Discovering Operator Enums
query {
__type(name: "SummarizeOperator") {
enumValues {
name
description
}
}
}Returns: sum, mean, min, max
query {
__type(name: "SummarizeTransform") {
enumValues {
name
description
}
}
}Returns: abs
Finding Collections with GroupBy Support
To determine which collections support groupBy, look for types ending in ViewConnectionSummaryGroupBy:
# Using schema file
jq -r '.data.__schema.types[] | select(.name | endswith("ViewConnectionSummaryGroupBy")) | .name | sub("ViewConnectionSummaryGroupBy"; "")' schema.json | sortReturns:
invoice
invoiceItem
journalEntry
journalEntryItem
order
orderItem
payment
product
returnItem
Programmatic Discovery
Build tools to explore the schema programmatically:
async function getAvailableMetrics(collectionName) {
const typeName = `${collectionName}ViewConnectionSummaryMetric`
const result = await client.query({
query: gql`
query {
__type(name: "${typeName}") {
fields {
name
args {
name
type {
name
kind
ofType { name kind }
}
}
}
}
}
`
})
return result.data.__type.fields
}
async function supportsGroupBy(collectionName) {
const typeName = `${collectionName}ViewConnectionSummaryGroupBy`
const result = await client.query({
query: gql`
query {
__type(name: "${typeName}") {
name
fields { name }
}
}
`
})
return result.data.__type !== null
}
// Usage
const productMetrics = await getAvailableMetrics('product')
console.log(`Product supports ${productMetrics.length} metrics`)
const hasGroupBy = await supportsGroupBy('product')

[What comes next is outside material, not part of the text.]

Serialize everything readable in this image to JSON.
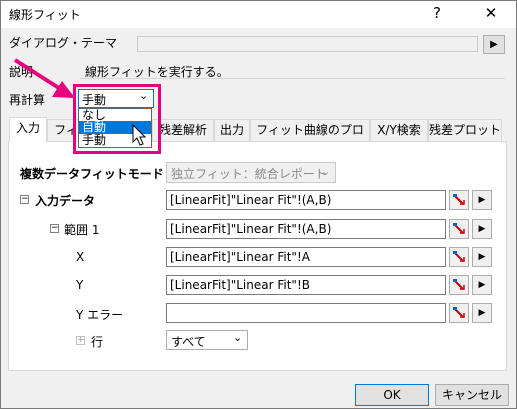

console.log(`Product supports groupBy: ${hasGroupBy}`)GraphQL Playground/IDE
Most GraphQL development tools provide built-in schema exploration:
- GraphQL Playground: Docs tab shows all types and fields
- GraphiQL: Documentation Explorer panel
- Apollo Studio: Schema tab with search and filtering
These tools let you browse the schema interactively and see:
- All available collections
- Metrics for each collection
- GroupBy dimensions for collections that support it
- Parameters and their types
- Descriptions and usage notes
Summary
The Finale GraphQL API's aggregation system provides powerful data analysis capabilities:
Key Takeaways
- Universal Availability: All 24 collections support metrics aggregation
- Selective GroupBy: 9 collections support dimensional grouping
- Parallel Arrays: GroupBy and metrics arrays align by index position
- Flexible Operators: Use sum, mean, min, max to aggregate data
- Filter First: Apply ViewConnection filters to reduce aggregation scope
- Error Handling: Always check errorCode before using results
- Performance Matters: Use filters, caching, and minimal pagination
- Discoverable: Use introspection to explore available metrics and dimensions
Common Use Cases
- Dashboards: Real-time KPIs and performance metrics
- Reports: Summary reports with dimensional breakdowns
- Analytics: Trend analysis and pattern discovery
- Inventory: Stock levels and reorder analysis
- Sales: Revenue tracking and customer analysis
- Financial: Invoice and payment summaries
Next Steps
- Review collection-specific documentation for complete metric and dimension lists
- Experiment with simple queries (count without grouping)
- Add groupBy for dimensional analysis
- Build complex analytics with multiple metrics
- Implement error handling and caching
- Optimize performance with filters and minimal pagination
The aggregation system is one of the most powerful features of the Finale GraphQL API, enabling sophisticated data analysis without complex client-side processing.